The Greens, whose signature policies critics directly link to deindustrialization, held their base. Voters appeared to prioritize environmental concerns over economic deterioration — or have ceased to connect the two at all.

The Alternative for Germany doubled its vote share to 18.7 percent, up from 9.7 percent in 2021. AfD leader Alice Weidel frames that surge as a verdict on climate policy she describes as "nothing more than a monstrous deindustrialization program." The Free Democrats and Left Party both fell below the 5 percent threshold and were eliminated from the state parliament entirely.

Voter turnout climbed to 69.6 percent, the highest in two decades. Germans flooded the polls in record numbers — a sign not of apathy, but of a citizenry that knows the stakes are rising.

The election has sharpened a question Germany can no longer defer: can its political system reconcile climate ambitions with the survival of its industrial base?
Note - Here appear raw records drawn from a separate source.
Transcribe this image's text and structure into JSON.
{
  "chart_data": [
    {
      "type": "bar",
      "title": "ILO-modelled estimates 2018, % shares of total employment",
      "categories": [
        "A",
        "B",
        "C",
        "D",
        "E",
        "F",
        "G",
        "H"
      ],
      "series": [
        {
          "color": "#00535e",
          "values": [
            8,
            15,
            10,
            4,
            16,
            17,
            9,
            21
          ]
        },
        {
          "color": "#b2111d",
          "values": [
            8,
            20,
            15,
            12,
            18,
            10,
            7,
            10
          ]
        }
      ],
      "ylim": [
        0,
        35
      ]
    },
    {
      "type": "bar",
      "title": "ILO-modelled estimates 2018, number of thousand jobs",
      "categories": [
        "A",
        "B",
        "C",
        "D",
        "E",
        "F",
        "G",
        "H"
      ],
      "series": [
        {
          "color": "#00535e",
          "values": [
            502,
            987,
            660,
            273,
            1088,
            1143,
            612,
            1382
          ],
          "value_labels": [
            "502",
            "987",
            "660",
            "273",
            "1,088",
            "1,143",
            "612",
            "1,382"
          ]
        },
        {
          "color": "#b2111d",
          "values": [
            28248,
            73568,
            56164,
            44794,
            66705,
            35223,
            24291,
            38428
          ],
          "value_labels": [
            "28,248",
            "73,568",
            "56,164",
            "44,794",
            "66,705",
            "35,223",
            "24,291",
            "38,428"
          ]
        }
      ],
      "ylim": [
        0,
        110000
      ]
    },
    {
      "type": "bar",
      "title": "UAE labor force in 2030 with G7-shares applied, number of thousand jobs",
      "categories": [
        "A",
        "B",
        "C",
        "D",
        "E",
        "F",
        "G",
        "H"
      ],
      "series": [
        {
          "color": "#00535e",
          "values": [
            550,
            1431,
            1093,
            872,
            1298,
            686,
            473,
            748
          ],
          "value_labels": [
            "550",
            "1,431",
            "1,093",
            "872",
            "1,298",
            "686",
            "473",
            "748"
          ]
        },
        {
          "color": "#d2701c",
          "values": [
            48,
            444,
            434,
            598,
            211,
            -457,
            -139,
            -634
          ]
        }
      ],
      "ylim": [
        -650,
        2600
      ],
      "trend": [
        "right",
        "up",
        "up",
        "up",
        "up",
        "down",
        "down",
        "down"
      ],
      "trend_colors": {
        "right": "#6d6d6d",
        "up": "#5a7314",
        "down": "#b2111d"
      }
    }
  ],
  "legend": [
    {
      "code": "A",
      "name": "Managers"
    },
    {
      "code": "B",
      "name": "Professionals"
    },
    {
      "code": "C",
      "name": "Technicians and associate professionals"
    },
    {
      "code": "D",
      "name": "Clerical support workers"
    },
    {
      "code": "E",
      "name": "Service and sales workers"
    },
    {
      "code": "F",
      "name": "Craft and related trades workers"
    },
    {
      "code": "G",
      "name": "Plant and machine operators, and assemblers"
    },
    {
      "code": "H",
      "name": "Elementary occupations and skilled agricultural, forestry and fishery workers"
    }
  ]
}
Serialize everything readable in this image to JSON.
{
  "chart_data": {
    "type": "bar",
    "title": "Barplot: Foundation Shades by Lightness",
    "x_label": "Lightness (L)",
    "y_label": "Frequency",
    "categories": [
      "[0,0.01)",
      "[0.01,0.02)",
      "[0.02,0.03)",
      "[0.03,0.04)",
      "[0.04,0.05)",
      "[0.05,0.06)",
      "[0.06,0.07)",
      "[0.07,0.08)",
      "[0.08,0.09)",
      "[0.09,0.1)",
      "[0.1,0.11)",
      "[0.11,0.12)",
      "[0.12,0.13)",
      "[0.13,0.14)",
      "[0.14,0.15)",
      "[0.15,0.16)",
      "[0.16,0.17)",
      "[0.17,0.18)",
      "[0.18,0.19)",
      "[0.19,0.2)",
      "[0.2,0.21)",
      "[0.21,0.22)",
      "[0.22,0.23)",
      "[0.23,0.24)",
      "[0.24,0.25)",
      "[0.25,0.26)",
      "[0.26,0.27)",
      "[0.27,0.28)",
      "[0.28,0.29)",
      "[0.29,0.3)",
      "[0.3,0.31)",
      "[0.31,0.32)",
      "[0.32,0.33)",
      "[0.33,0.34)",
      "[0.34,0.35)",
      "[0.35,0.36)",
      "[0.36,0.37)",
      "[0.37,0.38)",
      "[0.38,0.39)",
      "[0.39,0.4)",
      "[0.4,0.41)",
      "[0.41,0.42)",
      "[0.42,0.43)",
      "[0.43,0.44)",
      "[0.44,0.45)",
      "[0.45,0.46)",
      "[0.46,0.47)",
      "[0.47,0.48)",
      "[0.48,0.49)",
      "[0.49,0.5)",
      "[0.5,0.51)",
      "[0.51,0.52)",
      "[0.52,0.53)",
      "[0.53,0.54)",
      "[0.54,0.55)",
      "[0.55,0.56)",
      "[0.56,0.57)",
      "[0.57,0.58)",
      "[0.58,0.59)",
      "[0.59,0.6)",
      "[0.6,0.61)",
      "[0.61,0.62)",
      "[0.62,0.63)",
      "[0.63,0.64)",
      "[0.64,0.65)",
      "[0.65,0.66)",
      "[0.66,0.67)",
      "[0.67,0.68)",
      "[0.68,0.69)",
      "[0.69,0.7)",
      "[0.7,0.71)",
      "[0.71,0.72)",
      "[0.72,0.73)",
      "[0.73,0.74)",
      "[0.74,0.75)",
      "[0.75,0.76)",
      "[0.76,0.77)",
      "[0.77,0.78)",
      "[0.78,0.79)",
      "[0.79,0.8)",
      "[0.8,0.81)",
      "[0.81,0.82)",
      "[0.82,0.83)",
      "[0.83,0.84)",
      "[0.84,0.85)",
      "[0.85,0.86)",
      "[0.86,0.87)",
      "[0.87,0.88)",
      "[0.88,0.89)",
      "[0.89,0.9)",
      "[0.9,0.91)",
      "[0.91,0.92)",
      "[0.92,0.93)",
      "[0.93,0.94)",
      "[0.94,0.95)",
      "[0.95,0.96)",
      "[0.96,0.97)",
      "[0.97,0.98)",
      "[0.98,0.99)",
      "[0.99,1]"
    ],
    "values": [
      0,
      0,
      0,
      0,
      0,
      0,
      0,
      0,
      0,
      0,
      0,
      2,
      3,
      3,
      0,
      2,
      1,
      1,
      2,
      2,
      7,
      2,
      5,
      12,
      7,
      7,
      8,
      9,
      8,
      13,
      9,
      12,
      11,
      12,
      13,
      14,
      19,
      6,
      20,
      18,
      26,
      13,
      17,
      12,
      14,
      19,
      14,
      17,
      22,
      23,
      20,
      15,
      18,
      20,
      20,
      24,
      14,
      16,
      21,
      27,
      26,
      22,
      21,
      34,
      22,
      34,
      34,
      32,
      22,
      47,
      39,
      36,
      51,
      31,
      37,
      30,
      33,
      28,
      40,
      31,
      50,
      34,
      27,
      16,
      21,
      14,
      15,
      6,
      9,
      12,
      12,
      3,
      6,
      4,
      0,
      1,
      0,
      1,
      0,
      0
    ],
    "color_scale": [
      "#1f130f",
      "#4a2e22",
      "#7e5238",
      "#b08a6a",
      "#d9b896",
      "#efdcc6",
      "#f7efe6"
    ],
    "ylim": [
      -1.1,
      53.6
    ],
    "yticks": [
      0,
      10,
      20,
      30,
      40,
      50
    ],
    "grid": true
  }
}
The Greens and CDU, now partners in Baden-Württemberg, must govern a state where factories close and jobs disappear while environmental targets hold firm.

Merz has drawn his own line. "We cannot maintain prosperity with a four-day week and a work-life balance," he told his party's economic council — a rebuke aimed squarely at the policies now partnering with him in government.

The voters of Baden-Württemberg have backed parties whose policies correlate with the very deindustrialization unfolding around them. In Stuttgart's emptying factory halls, that contradiction is not theoretical. It is someone's last paycheck.